The participants debated the media’s role in the run up to, and during the upcoming general elections and how militancy or the threat of terrorism could affect the coverage of the elections, at the 5th National Conference organised by the South Asian Free Media Association (Safma).
They also underlined the importance of freedom of expression, an independent media and providing security to journalists to fulfill their professional responsibility with objectivity.
Most of the participants also questioned the role of TV channels in creating hype, fear and sensationalism. “The media must differentiate between news and propaganda,” said Dr Tauseef Ahmed Khan, a professor of mass communication at the Federal Urdu University, Karachi.

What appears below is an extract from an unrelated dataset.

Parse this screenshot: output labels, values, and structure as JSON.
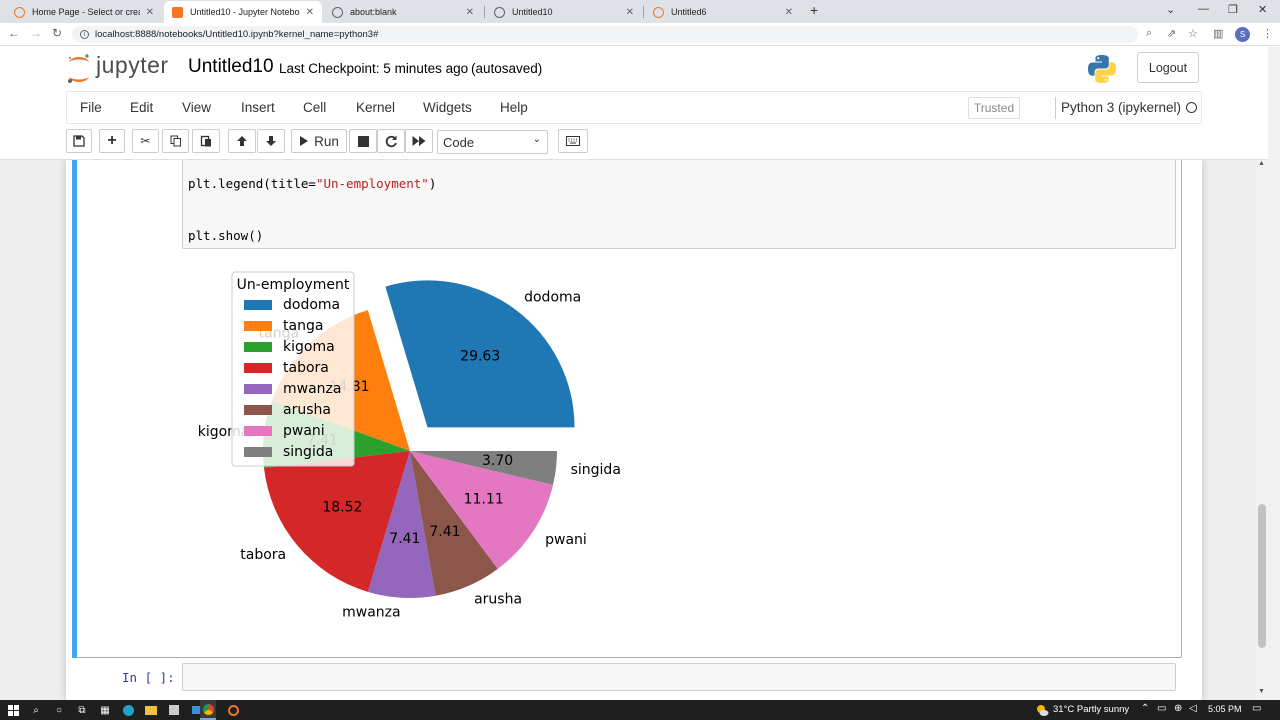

Dr Khan said it was a matter of great concern that Pakistan has the lowest voter turnout in South Asia. “This makes our governments weak.” He urged the media to run programmes that encourage citizens to vote and help them make an informed choice. He noted that there was a great need to train journalists on how to cover elections in a nonpartisan manner.
Dr Mohammed Waseem, a professor at the Lahore University of Management Sciences, urged the media to ‘sell democracy’ by focusing more on policy and manifestos of political parties, instead of individual leaders. He asked the media to not just report on society’s wrongdoings, but also to suggest solutions. Dr Waseem criticised the political parties for mobilising only male voters, “Knowing that the women will do as the men tell them.”
Owais Touhid, current affairs director of ARY, however, said that the media was not supposed to be reformist. “The media reflects society,” he said, highlighting its role in the 2008 elections, hoping that it would play an even bigger role in the next general elections.
Mazhar Abbas and Ayaz Khan of the Express Media Group, were sceptical. Abbas said the media was neither free nor independent. “In the past, governments have twisted the arms of the media and now commercialism and business tycoons are influencing it. I do not foresee fair polls,” he lamented.
The conference also condemned the Taliban attack on education activist Malala Yousafzai and her friends Shazia Ramzan and Kainat Riaz. It said that those who attacked them must be brought to justice, and those who were trying to cover or justify terrorist activities were equally to blame.
The participants also demanded reforms in the Pakistan Electronic Media Regulatory Authority, the Press Council of Pakistan, Pakistan Broadcasting Corporation and PTV.